Эстер раскладывала на полу наброски в надежде разглядеть среди них нечто общее. Ей настойчиво казалось, что герб ей знаком, но цельный образ постоянно ускользал. Единственное, что она могла сказать с уверенностью, это то, что на гербе изображен массивный зверь на задних лапах, но какой именно и тем более кому из аристократов он мог бы принадлежать, разобрать не получалось.
Абель целыми днями пропадал в кабинете, где разбирал принесенные еще весной документы. На расспросы Эстер он ответил, что, собираясь на ежегодную коллегию, лекари приносят договоры на обеспечение монастыря. Оказалось, что все вышедшие из стен монастыря связаны обетом гильдии, и они не только путешествуют по уездам и герцогствам в поисках больных, но и следят за выдачей патентов тем, кто имеет отношение к врачеванию: обычным травникам, зубных дел мастерам, костоправам, повитухам и многим другим, кто не связан с лекарской гильдией, но обязан получать от нее разрешение на свою деятельность.
Всего этого Эстер не знала: ни того, что каждый деревенский травник обязан отправить четвертую часть заготовленных трав гильдии, а городские целебники отдают эту четвертину деньгами.
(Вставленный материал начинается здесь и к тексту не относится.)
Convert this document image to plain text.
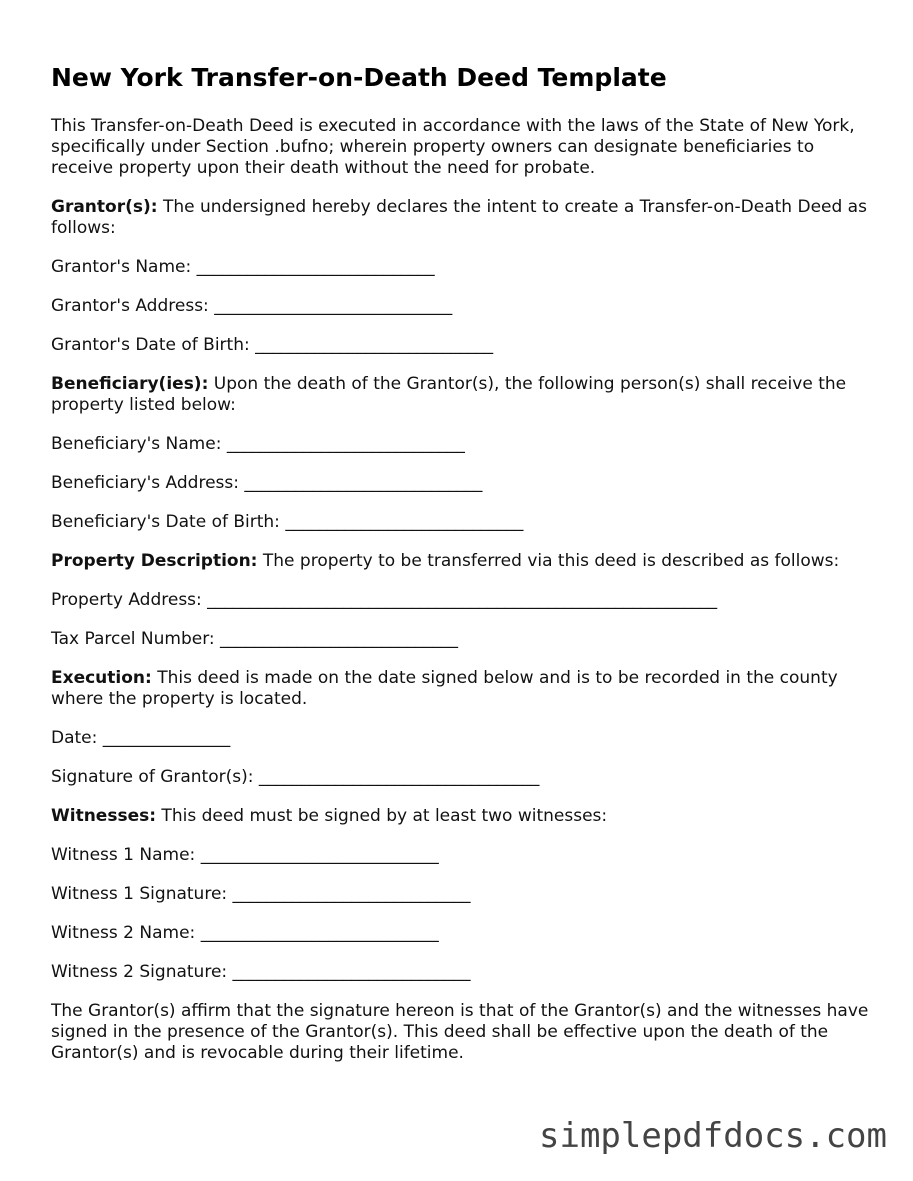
New York Transfer-on-Death Deed Template

This Transfer-on-Death Deed is executed in accordance with the laws of the State of New York, specifically under Section .bufno; wherein property owners can designate beneficiaries to receive property upon their death without the need for probate.

Grantor(s): The undersigned hereby declares the intent to create a Transfer-on-Death Deed as follows:

Grantor's Name: ____________________________

Grantor's Address: ____________________________

Grantor's Date of Birth: ____________________________

Beneficiary(ies): Upon the death of the Grantor(s), the following person(s) shall receive the property listed below:

Beneficiary's Name: ____________________________

Beneficiary's Address: ____________________________

Beneficiary's Date of Birth: ____________________________

Property Description: The property to be transferred via this deed is described as follows:

Property Address: ____________________________________________________________

Tax Parcel Number: ____________________________

Execution: This deed is made on the date signed below and is to be recorded in the county where the property is located.

Date: _______________

Signature of Grantor(s): _________________________________

Witnesses: This deed must be signed by at least two witnesses:

Witness 1 Name: ____________________________

Witness 1 Signature: ____________________________

Witness 2 Name: ____________________________

Witness 2 Signature: ____________________________

The Grantor(s) affirm that the signature hereon is that of the Grantor(s) and the witnesses have signed in the presence of the Grantor(s). This deed shall be effective upon the death of the Grantor(s) and is revocable during their lifetime.

simplepdfdocs.com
Кто не может деньгами – отдает провиантом или иными товарами. Все эти бумаги с обязательствами на будущий год стекаются весной в монастырь, и за лето все уговоренное скрупулёзно подсчитывается, переписывается и вносится в амбарные книги. На каждого заявителя готовится патент. После подсчетов составляются списки того, что нужно будет докупить на зимний период, и на сколько из этого хватит полученных податей. А осенью, когда заканчивается сезон урожая, к монастырю подтягиваются телеги с добром и податями, которые нужно будет принять, отметить в переписи и выдать патент.
Обычно после выпуска в монастыре остаётся от трех до пяти молодых лекарей, которые едва успевают составить все нужные списки и перечни к осени, но в этот раз всех распустили по уездам, и одного только Абеля оставили в замке до будущей коллегии. Он с раннего утра уходил в тот самый кабинет, где они впервые встретились, и разбирал бумаги. Все полученные весной заявки были сложены в большие ящики, которых Эстер в первый раз не заметила. Два из трех ящиков уже были разобраны. На полках в глубине кабинета были аккуратно разложены готовые патенты. Толстые амбарные книги лежали прямо на полу.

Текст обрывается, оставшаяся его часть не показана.